Develop Your Unique Family Identity

         Which thought leads me to the last principle—plan a unique celebration for your nuclear family. Whether you are parenting stepchildren, foster children, or adopted children, you are forming a unique family team. You need to do all you can to build relationships within that team. Part of that building process is resisting the forces that tend to divide the kids into “ours” and “theirs.”

         Complex blended families and foster families usually see different sets of children visiting with different sets of biological relatives at different times. You need to accommodate each child’s desire to visit with his or her own biological family. But in the rush of scheduling for everyone, build in some time for your family to celebrate together with no outside distractions.

         This family time can be something simple, like a family dinner-and-a-movie. It can be more elaborate, such as my friends who always plan a trip between Christmas and New Year’s Day. It can be service-oriented, such as helping with a food or toy drive or volunteering at a community center. The details of the project are not as important as there being a project. Time and the opportunity to work together are essential to the relationships that you want to build in your family.

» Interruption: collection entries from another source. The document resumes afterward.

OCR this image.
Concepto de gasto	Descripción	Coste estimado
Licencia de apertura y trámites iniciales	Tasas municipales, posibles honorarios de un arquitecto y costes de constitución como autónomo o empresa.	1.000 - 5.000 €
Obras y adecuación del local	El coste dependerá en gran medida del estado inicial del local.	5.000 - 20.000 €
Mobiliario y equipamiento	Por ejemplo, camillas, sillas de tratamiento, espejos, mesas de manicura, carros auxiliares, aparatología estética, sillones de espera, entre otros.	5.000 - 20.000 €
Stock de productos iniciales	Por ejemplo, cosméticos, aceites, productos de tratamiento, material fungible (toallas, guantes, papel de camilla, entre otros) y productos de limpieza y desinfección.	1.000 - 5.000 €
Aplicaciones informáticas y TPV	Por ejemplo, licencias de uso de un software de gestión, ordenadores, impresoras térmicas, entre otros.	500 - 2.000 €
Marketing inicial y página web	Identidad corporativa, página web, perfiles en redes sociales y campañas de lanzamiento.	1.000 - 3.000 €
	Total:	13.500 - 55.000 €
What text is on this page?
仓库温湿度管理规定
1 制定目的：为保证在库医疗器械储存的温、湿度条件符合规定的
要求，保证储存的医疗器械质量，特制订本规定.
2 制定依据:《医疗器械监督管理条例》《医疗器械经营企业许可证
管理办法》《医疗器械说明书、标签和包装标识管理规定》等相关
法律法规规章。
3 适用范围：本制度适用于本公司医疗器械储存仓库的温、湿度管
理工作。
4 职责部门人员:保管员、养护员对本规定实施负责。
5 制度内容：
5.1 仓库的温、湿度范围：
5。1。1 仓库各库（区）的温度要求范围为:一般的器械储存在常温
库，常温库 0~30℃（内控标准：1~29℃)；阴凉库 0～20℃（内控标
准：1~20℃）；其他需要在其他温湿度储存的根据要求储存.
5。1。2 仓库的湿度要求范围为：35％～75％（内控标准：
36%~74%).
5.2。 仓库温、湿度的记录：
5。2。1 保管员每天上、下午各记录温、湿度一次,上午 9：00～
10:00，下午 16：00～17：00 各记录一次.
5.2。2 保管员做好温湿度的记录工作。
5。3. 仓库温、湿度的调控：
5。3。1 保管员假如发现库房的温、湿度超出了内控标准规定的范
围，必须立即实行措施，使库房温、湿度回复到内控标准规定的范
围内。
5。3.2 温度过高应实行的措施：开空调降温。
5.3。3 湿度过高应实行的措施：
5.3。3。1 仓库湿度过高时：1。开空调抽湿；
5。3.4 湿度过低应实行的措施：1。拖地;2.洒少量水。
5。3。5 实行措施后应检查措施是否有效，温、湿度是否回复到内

          Research on attachment and family bonding emphasizes the importance of shared positive experiences in building secure relationships. Children who participate in regular family rituals and traditions show greater emotional security and family cohesion, regardless of family structure. For children who may struggle with attachment or loyalty conflicts between multiple family systems, these shared traditions become anchors—safe, predictable moments that define “us” as a family unit. They don’t erase other important relationships, but they establish your household as a place of belonging and connection.

Moving Forward

         So start planning now for the holidays. Give yourself enough time to navigate the land mines and figure out a schedule that works for your family. Begin those conversations with caseworkers, co-parents, and extended family members. Identify potential conflicts early so you can address them proactively rather than reactively.

         Above all, while accommodating everyone else, remember to find time to build your family’s relationships. The holidays offer a unique opportunity to create meaningful memories and strengthen bonds. Don’t let that opportunity be lost in the chaos of meeting everyone else’s expectations. Your children need you to be present, regulated, and intentional—not exhausted, resentful, and stretched too thin.

         The goal isn’t perfect holidays. The goal is connection, care, and the gradual building of family identity that will support your children for years to come.